Smack in the middle of congested Boston, Massachusetts is far from where I imagine myself when I think about hanging out with the Lamborghini team. But however far the campus of the Massachusetts Institute of Technology may be from a mountain road or a race track, today, the future of fast cars lives here.
Lamborghini has revealed its vision of the supercar of 2040 in conjunction with the Massachusetts Institute of Technology (MIT). The result is an all-new, wildly innovative concept car, called Terzo Millennio. Italian for 'Third Millennium', the electrically propelled machine would seem to point the way forward for Lamborghini design and engineering. In fact, chairman and CEO of Lamborghini, Stefano Domenicali, called the collaboration 'an important page in the future of the super sports car for the third millennium'.
Let’s get one thing straight right away, though, about that third millennium bit. The term is code for tech and design that could come to fruition in the distant future… not the next generation of Lamborghini. More on this in a bit.
The automaker has partnered with MIT for the development of advanced energy storage systems, as well as to push the envelope in terms of material science. Specifically, Professor Mircea Dinca from MIT’s Department of Chemistry and Professor Anastasios John Hart from the Department of Mechanical Engineering have led the charge along with Lamborghini’s R&D pros.
At first glance, the results are fairly spectacular. The Terzo Millennio has been stripped to the core of a performance driving machine, with an ultra-lightweight structure, totally optimised for aerodynamic efficiency and allowing for just driver and passenger. The design is brutally purposeful, similar in a way to the Aston Martin Valkyrie where non-essential space isn’t covered up with body panels, but rather exposed. With electric motors housed in each of the four wheels, designers were freed up to work with far more of a blank canvas than would be possible with a conventional powertrain.
In fact, there’s nothing really conventional about how power is developed in the Terzo Millennio. Following on from a somewhat limited use in the current Aventador, the team is proposing the use of advanced supercapacitors and energy storage built integrally into the bodyshell of the vehicle. The goal is not only very high peak power, delivered to all four wheels, but also fast recharging, effective kinetic energy recuperation and far slower battery degradation.
How all of this gets done is the really really interesting part of the concept – to put it simply, the body panels themselves become the battery, instead of some large, unwieldy, and heavy pack stuffed in the floor. The vision is powered by carbonfibre nanotubes, batteries malleable enough to be shaped, thin enough to be sandwiched between outer and inner layers (so you don’t get electrocuted), yet able to supply the insane power demands of a four-motor electric supercar. In addition to turning the body of the Millennia into an 'accumulator for energy storage', the carbonfibre construction will help keep weight very low.
Of course, it’s difficult to conceive of a car built this intensively of carbonfibre, without some concern for the material cracking or breaking… an especially dire occurrence when there’s a lot of juice flowing through it.
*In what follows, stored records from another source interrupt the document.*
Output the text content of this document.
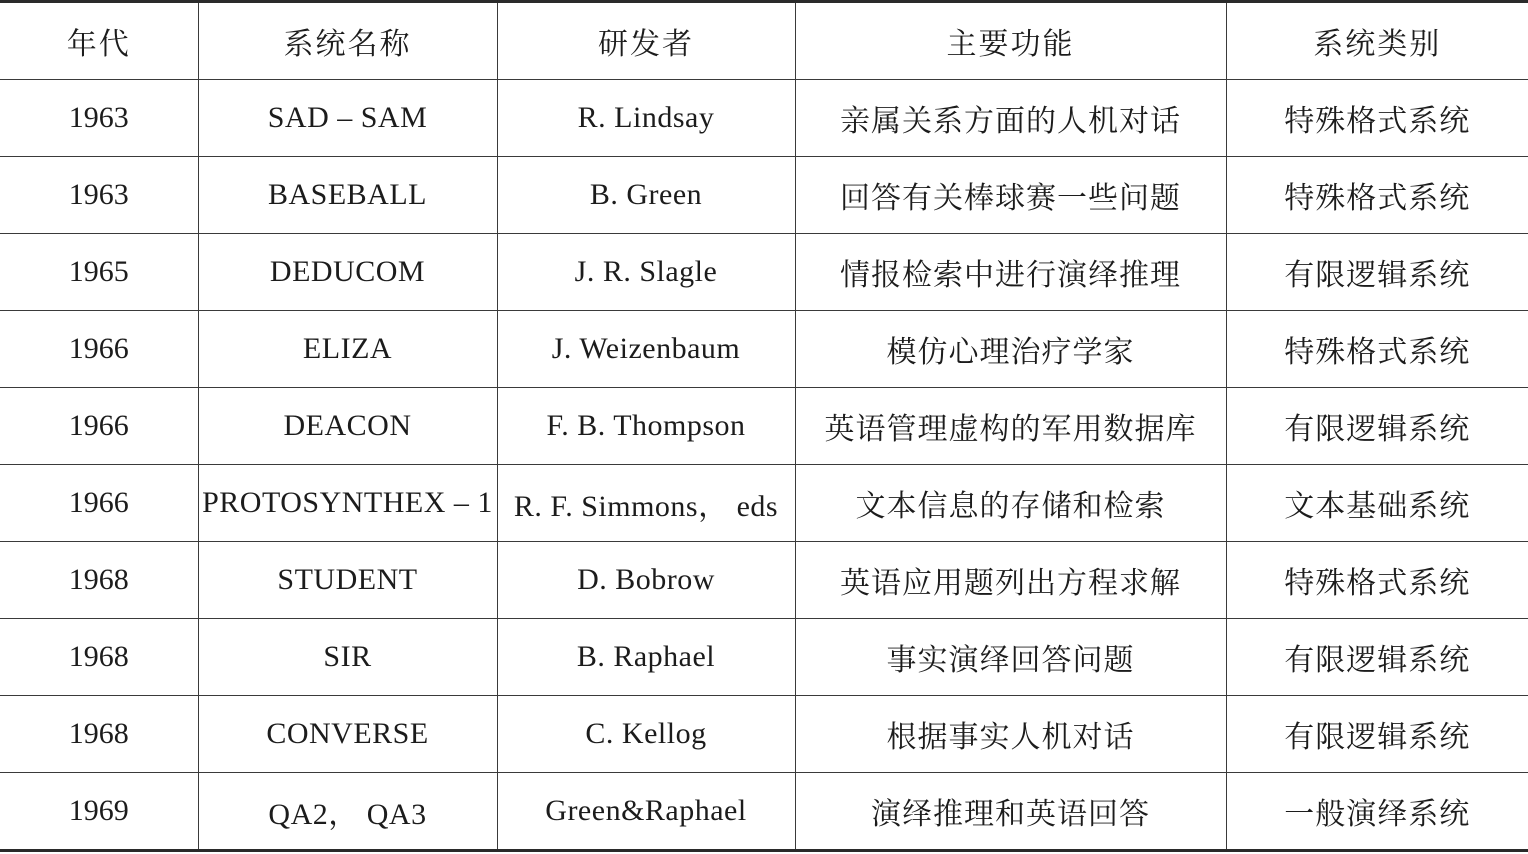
年代	系统名称	研发者	主要功能	系统类别
1963	SAD – SAM	R. Lindsay	亲属关系方面的人机对话	特殊格式系统
1963	BASEBALL	B. Green	回答有关棒球赛一些问题	特殊格式系统
1965	DEDUCOM	J. R. Slagle	情报检索中进行演绎推理	有限逻辑系统
1966	ELIZA	J. Weizenbaum	模仿心理治疗学家	特殊格式系统
1966	DEACON	F. B. Thompson	英语管理虚构的军用数据库	有限逻辑系统
1966	PROTOSYNTHEX – 1	R. F. Simmons， eds	文本信息的存储和检索	文本基础系统
1968	STUDENT	D. Bobrow	英语应用题列出方程求解	特殊格式系统
1968	SIR	B. Raphael	事实演绎回答问题	有限逻辑系统
1968	CONVERSE	C. Kellog	根据事实人机对话	有限逻辑系统
1969	QA2， QA3	Green&Raphael	演绎推理和英语回答	一般演绎系统
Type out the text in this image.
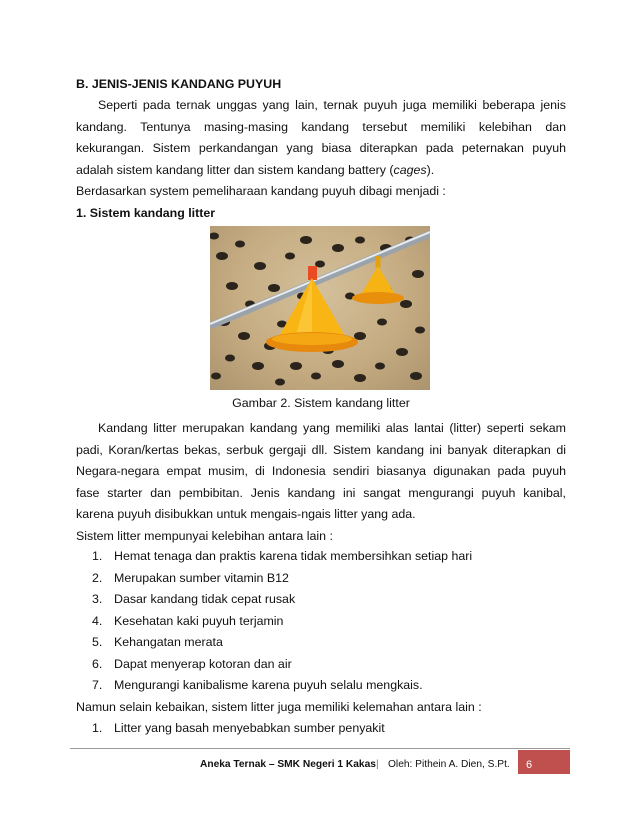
B. JENIS-JENIS KANDANG PUYUH
Seperti pada ternak unggas yang lain, ternak puyuh juga memiliki beberapa jenis
kandang. Tentunya masing-masing kandang tersebut memiliki kelebihan dan
kekurangan. Sistem perkandangan yang biasa diterapkan pada peternakan puyuh
adalah sistem kandang litter dan sistem kandang battery (cages).
Berdasarkan system pemeliharaan kandang puyuh dibagi menjadi :
1. Sistem kandang litter
Gambar 2. Sistem kandang litter
Kandang litter merupakan kandang yang memiliki alas lantai (litter) seperti sekam
padi, Koran/kertas bekas, serbuk gergaji dll. Sistem kandang ini banyak diterapkan di
Negara-negara empat musim, di Indonesia sendiri biasanya digunakan pada puyuh
fase starter dan pembibitan. Jenis kandang ini sangat mengurangi puyuh kanibal,
karena puyuh disibukkan untuk mengais-ngais litter yang ada.
Sistem litter mempunyai kelebihan antara lain :
1. Hemat tenaga dan praktis karena tidak membersihkan setiap hari
2. Merupakan sumber vitamin B12
3. Dasar kandang tidak cepat rusak
4. Kesehatan kaki puyuh terjamin
5. Kehangatan merata
6. Dapat menyerap kotoran dan air
7. Mengurangi kanibalisme karena puyuh selalu mengkais.
Namun selain kebaikan, sistem litter juga memiliki kelemahan antara lain :
1. Litter yang basah menyebabkan sumber penyakit
Aneka Ternak – SMK Negeri 1 Kakas | Oleh: Pithein A. Dien, S.Pt. 6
Naturally Lamborghini and MIT are developing an answer here, too – let the carbonfibre 'heal' itself.
The car is said to be able to self-monitor the whole of its carbonfibre structure and detect any cracks or damage. Should fractures be detected, 'micro-channels filled with healing chemistries' will proactively repair the structure. Not only is this concept mind-blowing, but when you tease it out, the possibilities become fascinating. As Lamborghini points out, this tech allows for confidently using carbonfibre for 'high-fatigue' parts, meaning weight savings in regions usually reserved for heavier, more durable materials.
The Terzo Millennio is what happens when some of the world’s finest engineering minds are given a blank slate to design the supercar of the future, but it is not a close representation of an actual future model.
As company CTO, Maurizio Reggiani responded to the inevitable question about timeline: 'I cannot tell you when – there are some components that are closer to industrialisation than others,' he said. In other words, much of what’s being worked on in a lab here in Boston will be applied to future road cars, but perhaps not just one car, all at once.
What is clear, after seeing the wild Terzo Millennio and listening to the passionate Italians, is that the future of the supercar is electric.